We stray, stagnate and stunt because we fear the unknown. The unknown isn't Pandora's Box. It isn't necessarily a vacuum or untrue. It's life. Live it. Love it. And as dear sister Jennie says, Embrace It. Perhaps you have a religion where the exploration is endless, happiness in whole and full truth accessible. All for your Dust of the Earth self who has little time on earth to gain as much of it as possible. If you do, if I do, which I believe I do, then let's not leave it.
6 comments:
Well said dear. I have always been perplexed by the picketers outside of conference claiming we are not Christian's and are going to hell, or that abortion kills, or that there is one true God. So you are damaging your vocal chords contentiously for what reason exactly? Come again?
And not to be long winded, but while living in the most international city in the world, aka Toronto, I was exposed to many a religion and spoke of exactly these things with people, and found exactly what you said to be true. Those who leave with no conversion to speak of only stay in bondage by their opposition to one certain thing. Those who continue learning, perhaps convert to some other arena of thought that brings light and understanding, without a perfect knowledge just yet, are happy and progressive and free.
thanks for that comment! You are a delight. I should've known you'd turn into this wise little truffle after all these years. Remember when you had glasses you called Mazee or something? And Mazee would write me letters? No? Well I do! you are a creative whiz kid. P.S. I can't seem to get a hold of any conf tix. Might not be coming to SLC. : (
Someday soon though. Or you'll just have to move out to Santa CrOOOOOz.
Oh tear. You will be missed. If I hear of any tickets, I will let you know.

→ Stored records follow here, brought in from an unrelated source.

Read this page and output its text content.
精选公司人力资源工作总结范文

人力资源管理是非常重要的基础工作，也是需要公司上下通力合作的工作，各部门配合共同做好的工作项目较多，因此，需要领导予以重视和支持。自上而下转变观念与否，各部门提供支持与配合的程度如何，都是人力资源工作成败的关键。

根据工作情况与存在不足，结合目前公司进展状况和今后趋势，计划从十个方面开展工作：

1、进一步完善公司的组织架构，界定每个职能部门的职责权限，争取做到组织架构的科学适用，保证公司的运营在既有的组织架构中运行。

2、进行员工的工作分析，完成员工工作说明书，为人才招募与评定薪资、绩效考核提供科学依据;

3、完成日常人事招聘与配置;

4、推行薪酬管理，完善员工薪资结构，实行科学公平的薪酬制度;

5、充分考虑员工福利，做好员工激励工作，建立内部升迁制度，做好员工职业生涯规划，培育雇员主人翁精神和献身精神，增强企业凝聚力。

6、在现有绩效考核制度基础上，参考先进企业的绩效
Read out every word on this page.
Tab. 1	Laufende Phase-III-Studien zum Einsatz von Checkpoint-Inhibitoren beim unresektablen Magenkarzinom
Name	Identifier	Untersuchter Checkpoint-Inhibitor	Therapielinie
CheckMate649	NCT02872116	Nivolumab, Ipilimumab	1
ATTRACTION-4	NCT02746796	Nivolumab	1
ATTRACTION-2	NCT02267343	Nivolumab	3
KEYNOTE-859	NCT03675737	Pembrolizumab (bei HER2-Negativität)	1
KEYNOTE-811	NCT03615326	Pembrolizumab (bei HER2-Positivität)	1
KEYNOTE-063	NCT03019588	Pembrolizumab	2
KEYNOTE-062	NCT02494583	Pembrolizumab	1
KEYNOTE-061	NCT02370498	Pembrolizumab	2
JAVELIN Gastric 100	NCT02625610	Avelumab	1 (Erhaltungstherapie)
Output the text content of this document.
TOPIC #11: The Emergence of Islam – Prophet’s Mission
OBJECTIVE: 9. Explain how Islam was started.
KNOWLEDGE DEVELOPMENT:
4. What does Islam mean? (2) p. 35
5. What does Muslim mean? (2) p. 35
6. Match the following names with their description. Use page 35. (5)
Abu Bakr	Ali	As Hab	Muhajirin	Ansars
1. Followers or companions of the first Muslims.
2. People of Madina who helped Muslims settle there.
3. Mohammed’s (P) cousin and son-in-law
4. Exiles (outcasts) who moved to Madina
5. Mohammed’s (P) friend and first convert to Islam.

You should come anyway.
I would actually move in a heartbeat if I hadnt just got my lazy butt back in school and going somewhere. Let me know how the interview goes.
And of course I remember MayZee. I had a thing for naming inanimate objects back then....and giving them life. I was crazy.
come back and post...i miss you.
how are you doing laura? i made brownies...wanna come over?
Very well put...I wish I could write like you!!